Télétravail : « Les gens commencent à se demander s’ils travaillent à la maison ou s’ils dorment au bureau »

Le chercheur Christophe Degryse pointe, dans une tribune au « Monde », les effets pernicieux, et notamment les conséquences sociales, de la prétendue « libération des contraintes » qu’apporterait le télétravail.
Publié le 29 mai 2020

Tribune. L’une des conséquences inattendues de l’épidémie de Covid-19 est un changement d’attitude assez radical des employeurs et de nombreux salariés à l’égard du télétravail. Entreprises technologiques et industries plus traditionnelles annoncent que le travail à distance sera désormais la nouvelle norme. Il n’est donc pas inutile de s’interroger sur les conséquences sociales que pourrait entraîner une telle évolution.
Si le télétravail est aujourd’hui présenté, parfois à raison, comme une opportunité pour se libérer de contraintes telles que les navettes quotidiennes, le temps perdu dans les embouteillages, voire la supervision tatillonne du supérieur hiérarchique, il convient aussi d’en souligner le prix. En s’installant dans la durée, les nouvelles pratiques de télétravail commencent à révéler quelques signes d’un impact social plus profond que celui attribué à un déplacement du lieu de fourniture du travail.

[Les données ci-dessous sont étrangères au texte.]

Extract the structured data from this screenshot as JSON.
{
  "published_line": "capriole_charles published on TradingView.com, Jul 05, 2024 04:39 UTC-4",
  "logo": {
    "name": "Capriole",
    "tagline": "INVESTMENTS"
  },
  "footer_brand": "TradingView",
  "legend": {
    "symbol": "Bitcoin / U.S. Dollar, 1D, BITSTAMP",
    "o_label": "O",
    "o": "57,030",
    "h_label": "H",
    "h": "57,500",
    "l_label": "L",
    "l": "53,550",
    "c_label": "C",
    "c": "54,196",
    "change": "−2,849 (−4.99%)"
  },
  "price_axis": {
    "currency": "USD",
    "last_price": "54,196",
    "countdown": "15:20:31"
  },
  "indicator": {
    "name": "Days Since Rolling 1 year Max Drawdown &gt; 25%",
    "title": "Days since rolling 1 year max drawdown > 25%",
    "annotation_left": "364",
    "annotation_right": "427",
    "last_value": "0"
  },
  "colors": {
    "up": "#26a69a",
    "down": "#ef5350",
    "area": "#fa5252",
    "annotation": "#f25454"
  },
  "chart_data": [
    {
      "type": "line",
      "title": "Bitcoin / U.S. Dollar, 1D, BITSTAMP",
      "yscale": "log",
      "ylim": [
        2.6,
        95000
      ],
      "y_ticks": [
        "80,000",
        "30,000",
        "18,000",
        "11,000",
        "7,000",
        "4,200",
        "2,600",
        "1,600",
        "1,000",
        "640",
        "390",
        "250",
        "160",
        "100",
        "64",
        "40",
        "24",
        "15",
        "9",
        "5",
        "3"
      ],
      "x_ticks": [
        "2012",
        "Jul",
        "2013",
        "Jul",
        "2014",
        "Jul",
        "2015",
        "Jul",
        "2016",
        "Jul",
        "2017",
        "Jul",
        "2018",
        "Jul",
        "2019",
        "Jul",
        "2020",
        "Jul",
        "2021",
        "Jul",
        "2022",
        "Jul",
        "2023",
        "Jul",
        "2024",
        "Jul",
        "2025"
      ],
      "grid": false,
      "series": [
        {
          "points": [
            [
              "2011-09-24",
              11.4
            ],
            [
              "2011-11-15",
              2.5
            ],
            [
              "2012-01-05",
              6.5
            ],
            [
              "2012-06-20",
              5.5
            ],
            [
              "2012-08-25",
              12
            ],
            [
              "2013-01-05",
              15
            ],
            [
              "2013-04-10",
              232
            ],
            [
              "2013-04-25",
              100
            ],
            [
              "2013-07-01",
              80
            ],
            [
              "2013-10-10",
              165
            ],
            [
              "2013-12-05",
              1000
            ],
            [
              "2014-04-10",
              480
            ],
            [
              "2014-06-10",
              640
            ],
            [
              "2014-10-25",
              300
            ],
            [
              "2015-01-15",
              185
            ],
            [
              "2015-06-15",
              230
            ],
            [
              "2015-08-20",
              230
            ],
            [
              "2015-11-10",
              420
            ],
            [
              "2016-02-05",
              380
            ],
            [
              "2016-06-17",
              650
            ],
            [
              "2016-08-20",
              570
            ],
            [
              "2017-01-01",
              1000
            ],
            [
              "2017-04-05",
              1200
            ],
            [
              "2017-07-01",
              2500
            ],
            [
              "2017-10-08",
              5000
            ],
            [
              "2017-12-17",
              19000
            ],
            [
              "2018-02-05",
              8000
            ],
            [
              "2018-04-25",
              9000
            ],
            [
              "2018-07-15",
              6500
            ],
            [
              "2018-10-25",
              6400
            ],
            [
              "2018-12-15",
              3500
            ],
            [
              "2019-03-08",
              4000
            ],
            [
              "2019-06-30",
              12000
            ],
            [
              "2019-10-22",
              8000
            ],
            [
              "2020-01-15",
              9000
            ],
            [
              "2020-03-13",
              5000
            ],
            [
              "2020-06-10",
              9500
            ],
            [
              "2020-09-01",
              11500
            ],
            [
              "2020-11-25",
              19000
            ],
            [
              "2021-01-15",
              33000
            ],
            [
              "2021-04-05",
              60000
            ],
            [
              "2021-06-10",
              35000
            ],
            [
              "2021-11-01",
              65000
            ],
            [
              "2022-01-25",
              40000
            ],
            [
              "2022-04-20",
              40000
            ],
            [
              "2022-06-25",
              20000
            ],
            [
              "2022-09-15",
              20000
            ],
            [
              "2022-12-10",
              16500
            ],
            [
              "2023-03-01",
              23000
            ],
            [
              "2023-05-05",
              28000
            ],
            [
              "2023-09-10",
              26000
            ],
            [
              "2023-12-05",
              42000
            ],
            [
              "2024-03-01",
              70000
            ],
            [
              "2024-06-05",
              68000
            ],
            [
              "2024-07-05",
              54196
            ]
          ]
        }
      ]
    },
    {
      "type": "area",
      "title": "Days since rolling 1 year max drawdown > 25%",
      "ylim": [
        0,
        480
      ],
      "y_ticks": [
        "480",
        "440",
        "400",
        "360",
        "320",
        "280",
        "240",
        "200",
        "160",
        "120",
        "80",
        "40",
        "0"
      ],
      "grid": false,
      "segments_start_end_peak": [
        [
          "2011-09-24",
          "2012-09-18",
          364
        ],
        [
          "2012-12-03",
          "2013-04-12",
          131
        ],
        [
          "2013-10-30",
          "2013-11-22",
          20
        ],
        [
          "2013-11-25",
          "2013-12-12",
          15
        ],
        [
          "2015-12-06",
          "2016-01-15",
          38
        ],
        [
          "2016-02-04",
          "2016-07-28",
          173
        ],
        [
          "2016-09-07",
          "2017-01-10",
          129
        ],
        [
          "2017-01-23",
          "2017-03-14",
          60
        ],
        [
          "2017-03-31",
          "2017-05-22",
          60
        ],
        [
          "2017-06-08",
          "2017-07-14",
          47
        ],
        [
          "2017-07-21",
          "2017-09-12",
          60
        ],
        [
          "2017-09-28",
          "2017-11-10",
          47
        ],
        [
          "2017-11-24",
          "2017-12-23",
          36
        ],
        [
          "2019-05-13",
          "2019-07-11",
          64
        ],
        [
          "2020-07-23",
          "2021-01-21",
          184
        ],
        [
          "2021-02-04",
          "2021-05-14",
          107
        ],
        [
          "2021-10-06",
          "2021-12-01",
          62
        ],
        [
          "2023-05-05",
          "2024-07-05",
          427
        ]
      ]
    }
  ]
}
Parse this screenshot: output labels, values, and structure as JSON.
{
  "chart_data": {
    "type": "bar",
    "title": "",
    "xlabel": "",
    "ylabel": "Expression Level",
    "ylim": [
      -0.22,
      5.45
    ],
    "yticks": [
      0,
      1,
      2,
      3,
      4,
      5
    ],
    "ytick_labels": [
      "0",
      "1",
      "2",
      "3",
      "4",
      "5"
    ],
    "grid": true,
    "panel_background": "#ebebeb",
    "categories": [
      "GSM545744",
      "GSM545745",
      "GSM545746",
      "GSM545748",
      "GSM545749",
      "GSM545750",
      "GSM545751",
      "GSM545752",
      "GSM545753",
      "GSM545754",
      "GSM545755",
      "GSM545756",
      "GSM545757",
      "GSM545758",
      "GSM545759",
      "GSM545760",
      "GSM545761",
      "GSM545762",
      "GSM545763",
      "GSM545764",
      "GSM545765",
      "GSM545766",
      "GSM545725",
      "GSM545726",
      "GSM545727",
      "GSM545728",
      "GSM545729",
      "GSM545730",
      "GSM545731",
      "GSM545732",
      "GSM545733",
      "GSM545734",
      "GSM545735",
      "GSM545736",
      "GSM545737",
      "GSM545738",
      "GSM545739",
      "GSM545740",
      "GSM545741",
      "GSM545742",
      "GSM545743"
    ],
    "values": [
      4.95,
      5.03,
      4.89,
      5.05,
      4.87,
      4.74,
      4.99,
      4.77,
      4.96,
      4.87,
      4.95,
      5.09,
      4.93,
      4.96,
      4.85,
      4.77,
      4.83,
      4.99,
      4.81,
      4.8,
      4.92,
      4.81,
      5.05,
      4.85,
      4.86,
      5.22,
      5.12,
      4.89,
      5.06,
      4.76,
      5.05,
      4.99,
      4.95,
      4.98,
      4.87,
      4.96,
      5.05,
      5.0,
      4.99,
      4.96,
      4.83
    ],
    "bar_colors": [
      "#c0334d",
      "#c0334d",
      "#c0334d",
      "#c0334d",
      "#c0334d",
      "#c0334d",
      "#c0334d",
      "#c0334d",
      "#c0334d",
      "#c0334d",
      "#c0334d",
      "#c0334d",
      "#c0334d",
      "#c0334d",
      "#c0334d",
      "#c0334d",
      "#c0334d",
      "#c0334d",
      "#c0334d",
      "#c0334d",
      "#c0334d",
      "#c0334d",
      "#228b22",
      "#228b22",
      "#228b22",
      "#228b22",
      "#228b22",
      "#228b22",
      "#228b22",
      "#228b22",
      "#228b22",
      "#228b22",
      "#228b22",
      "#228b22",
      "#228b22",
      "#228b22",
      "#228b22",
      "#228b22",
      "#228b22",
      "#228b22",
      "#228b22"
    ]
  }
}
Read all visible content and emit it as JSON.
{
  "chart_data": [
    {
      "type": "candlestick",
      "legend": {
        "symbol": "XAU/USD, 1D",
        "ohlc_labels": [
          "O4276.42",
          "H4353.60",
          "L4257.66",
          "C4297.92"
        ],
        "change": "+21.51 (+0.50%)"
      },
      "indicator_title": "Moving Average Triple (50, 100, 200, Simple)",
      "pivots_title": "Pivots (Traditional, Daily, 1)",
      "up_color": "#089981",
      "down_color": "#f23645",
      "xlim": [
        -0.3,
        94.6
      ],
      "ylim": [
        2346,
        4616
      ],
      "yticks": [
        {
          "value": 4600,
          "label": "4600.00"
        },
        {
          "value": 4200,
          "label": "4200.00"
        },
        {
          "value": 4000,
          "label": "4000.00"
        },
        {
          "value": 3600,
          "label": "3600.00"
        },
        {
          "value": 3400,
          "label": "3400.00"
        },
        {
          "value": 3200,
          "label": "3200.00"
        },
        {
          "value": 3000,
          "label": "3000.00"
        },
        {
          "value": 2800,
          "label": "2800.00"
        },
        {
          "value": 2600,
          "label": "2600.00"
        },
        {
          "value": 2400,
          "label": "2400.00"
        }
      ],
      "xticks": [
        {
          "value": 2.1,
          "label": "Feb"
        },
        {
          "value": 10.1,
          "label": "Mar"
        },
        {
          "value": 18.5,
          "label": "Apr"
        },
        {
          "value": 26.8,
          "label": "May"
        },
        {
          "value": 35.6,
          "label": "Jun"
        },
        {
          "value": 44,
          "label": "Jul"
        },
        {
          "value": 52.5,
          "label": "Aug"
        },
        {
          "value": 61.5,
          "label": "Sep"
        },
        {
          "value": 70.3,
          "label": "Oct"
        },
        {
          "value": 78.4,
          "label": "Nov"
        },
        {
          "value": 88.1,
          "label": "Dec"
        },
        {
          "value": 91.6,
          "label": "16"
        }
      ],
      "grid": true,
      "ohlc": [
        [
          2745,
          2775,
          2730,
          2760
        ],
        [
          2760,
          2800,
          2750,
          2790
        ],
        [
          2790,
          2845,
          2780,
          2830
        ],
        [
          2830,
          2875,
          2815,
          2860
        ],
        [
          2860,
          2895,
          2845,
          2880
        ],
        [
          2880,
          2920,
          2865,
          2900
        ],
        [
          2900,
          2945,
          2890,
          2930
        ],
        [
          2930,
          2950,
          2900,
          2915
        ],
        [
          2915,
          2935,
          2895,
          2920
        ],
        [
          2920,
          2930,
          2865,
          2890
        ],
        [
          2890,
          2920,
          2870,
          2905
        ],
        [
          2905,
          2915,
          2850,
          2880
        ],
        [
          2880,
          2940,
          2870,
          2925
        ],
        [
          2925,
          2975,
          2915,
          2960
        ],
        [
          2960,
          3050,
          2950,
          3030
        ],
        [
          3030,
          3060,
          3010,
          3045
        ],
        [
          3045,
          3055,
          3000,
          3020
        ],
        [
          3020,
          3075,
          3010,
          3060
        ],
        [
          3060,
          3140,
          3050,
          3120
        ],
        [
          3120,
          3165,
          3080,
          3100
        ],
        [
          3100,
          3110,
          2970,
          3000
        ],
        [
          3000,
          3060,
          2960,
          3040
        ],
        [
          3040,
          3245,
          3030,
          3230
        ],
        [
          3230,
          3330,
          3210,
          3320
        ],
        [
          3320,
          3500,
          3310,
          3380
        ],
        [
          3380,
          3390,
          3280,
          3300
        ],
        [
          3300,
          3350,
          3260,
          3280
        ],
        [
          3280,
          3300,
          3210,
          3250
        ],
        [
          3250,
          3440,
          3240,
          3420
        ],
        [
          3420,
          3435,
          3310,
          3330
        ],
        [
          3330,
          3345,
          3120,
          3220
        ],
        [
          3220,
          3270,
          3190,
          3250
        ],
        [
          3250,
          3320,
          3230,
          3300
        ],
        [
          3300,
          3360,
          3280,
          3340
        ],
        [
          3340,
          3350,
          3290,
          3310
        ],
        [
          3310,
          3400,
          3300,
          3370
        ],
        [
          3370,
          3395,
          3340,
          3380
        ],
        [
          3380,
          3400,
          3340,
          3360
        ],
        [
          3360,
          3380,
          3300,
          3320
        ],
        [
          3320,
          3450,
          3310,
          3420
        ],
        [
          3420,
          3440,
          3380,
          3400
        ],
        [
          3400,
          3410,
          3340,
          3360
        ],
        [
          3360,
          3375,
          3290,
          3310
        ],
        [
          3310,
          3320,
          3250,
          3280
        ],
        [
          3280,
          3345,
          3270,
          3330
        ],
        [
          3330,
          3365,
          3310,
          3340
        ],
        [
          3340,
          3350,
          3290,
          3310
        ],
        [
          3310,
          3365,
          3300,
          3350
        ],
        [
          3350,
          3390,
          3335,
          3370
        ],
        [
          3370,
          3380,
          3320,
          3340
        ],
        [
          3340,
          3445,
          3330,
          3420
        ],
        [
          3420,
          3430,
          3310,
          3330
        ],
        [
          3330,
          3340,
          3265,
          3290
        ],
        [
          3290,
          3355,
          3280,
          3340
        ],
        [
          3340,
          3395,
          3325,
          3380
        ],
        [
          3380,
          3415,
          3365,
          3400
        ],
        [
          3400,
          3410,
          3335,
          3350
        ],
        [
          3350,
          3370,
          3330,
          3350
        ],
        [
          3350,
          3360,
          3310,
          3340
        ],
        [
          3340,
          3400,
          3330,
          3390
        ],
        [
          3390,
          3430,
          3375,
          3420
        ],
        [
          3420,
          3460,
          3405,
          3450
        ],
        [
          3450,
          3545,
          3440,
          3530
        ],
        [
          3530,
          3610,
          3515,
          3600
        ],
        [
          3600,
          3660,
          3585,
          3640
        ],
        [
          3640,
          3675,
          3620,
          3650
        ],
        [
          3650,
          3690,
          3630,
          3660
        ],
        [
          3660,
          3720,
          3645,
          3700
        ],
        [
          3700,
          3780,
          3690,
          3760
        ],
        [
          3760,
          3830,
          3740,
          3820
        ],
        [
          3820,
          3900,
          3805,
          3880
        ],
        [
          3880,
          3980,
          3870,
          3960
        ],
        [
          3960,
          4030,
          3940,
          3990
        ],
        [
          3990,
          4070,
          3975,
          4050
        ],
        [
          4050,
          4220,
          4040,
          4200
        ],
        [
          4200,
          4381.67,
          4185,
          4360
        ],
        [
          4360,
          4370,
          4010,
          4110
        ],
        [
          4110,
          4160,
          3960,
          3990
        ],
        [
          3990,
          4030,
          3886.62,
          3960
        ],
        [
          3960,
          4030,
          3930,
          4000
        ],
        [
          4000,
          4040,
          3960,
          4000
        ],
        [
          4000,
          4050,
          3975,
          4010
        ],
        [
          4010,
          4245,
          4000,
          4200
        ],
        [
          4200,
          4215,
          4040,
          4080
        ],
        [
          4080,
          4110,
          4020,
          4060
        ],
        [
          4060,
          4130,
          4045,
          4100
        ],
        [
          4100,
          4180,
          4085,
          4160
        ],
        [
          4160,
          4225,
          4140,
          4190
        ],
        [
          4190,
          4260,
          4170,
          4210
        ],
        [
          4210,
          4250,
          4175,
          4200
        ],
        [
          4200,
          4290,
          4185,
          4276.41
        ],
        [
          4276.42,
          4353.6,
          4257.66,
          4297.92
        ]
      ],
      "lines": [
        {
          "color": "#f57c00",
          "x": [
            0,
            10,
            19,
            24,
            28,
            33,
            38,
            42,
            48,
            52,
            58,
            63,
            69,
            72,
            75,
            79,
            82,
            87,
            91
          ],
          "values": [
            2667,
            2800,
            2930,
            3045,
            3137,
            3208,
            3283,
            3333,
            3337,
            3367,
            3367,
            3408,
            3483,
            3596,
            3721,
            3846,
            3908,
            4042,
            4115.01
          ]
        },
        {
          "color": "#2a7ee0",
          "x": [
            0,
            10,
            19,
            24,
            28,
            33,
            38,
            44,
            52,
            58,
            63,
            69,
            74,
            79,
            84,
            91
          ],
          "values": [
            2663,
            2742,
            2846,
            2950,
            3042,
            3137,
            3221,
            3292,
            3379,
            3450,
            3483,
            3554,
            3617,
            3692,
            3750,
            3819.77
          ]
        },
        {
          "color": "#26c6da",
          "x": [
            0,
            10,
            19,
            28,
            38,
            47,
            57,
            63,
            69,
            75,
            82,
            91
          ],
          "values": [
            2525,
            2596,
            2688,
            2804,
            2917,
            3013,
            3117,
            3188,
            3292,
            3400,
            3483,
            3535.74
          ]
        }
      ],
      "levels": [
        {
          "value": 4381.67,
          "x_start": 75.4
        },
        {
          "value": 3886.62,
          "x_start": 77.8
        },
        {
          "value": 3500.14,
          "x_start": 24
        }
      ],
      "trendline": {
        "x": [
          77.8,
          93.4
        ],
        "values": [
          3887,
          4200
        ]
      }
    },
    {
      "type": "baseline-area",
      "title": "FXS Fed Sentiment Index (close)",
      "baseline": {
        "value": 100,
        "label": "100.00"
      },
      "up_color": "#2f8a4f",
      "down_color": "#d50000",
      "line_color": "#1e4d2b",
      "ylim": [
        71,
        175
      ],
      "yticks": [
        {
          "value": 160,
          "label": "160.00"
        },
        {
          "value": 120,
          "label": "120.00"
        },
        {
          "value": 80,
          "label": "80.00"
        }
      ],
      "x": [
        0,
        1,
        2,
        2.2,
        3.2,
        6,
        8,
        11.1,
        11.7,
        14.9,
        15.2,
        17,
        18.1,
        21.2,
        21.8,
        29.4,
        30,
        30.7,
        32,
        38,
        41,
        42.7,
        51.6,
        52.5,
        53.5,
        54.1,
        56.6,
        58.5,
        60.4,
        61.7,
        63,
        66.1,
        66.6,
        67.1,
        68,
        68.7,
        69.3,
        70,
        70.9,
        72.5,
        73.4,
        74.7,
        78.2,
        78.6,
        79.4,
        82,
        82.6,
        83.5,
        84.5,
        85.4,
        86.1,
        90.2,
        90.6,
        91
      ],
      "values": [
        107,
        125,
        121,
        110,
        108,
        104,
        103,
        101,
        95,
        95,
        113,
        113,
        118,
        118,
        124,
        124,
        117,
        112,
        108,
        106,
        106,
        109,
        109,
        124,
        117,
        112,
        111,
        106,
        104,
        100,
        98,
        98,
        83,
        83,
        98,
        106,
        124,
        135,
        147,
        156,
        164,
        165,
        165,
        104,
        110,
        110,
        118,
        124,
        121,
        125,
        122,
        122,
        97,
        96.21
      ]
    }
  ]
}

Parmi ces signes, ceux liés au bien-être au travail. Une récente enquête menée au Royaume-Uni révèle déjà une augmentation significative des plaintes musculosquelettiques, une activité physique en baisse, des horaires de travail trop longs et irréguliers, une perte de sommeil. Autres signes : le manque d’interactions sociales, le déséquilibre entre vie professionnelle et privée, le sentiment d’isolement… Comme le note Neil Greenberg, spécialiste de la santé mentale au travail, les gens commencent à se demander s’ils travaillent à la maison ou s’ils dorment au bureau.

Erosion du modèle social

Parmi les coûts plus pernicieux de cette « libération des contraintes » figure le développement de la surveillance numérique. Si l’employeur accepte le travail à distance, c’est aussi parfois parce que les possibilités de contrôle de l’employé sont désormais infinies. Une simple visite sur le site Web de l’application Spyrix suffit à avoir un aperçu de ces possibilités : surveillance non détectable de l’activité du clavier, de l’utilisation des applications, captures d’écran, activation de la webcam… La nouvelle normalité du télétravail, ici plutôt dystopique, peut aussi être celle d’un capitalisme de surveillance.
Le développement dans la durée d’un télétravail massif pourrait de fait mener à l’érosion progressive des unités structurantes de notre modèle social. Revenons quelques siècles en arrière. L’industrie naissante, aux XVIIIe et XIXe siècles, suscite à l’époque elle aussi une transformation radicale des formes de travail. En s’industrialisant, les ateliers concentrent les travailleurs autour des nouvelles machines, faisant progressivement disparaître le travail à domicile. Cette nouvelle organisation du travail industriel emprunte les principes du théâtre classique du XVIIe siècle : unité de lieu, de temps et d’action. Le travail humain se « fixe » dans un lieu précis (l’atelier, plus tard l’usine, les bureaux), pour une durée déterminée (la journée de travail), dans le cadre d’une unité d’action (les travailleurs sont collectivement impliqués dans un seul processus de production).
Avec le travail à distance s’érodent le lieu et les horaires de travail, les interactions sociales, voire l’esprit collectif
Ces trois unités vont progressivement structurer le modèle social des pays industrialisés : par l’amélioration des lieux de travail, notamment la prise en compte de la santé et de la sécurité, l’ergonomie, la prévention des maladies professionnelles, par l’encadrement du temps de travail (limitation des heures de travail hebdomadaires et congés payés) et par le développement d’un esprit collectif de travail, qui se reflète dans la culture d’entreprise, la négociation collective…
Ainsi, les unités de lieu, de temps et d’action du travail ont constitué ces « unités structurantes » du modèle social industriel. Or, c’est toute cette construction qui pourrait être mise en jeu. Avec le travail à distance s’érodent le lieu et les horaires de travail, les interactions sociales, voire l’esprit collectif. Les conséquences en seraient que toutes les protections liées à ces unités s’éroderaient elles aussi : comment appliquer les règles en matière de temps de travail à un personnel transformé en archipels de télétravailleurs dispersés ? Comment prévenir les risques psychosociaux liés à l’organisation ou au contenu du travail (stress, harcèlement moral, burn-out, suicide) ? Comment dans ces conditions créer du collectif et de la négociation collective ? Comment réduire les inégalités naissantes de conditions de travail : travailler chez soi, mais quel chez-soi ?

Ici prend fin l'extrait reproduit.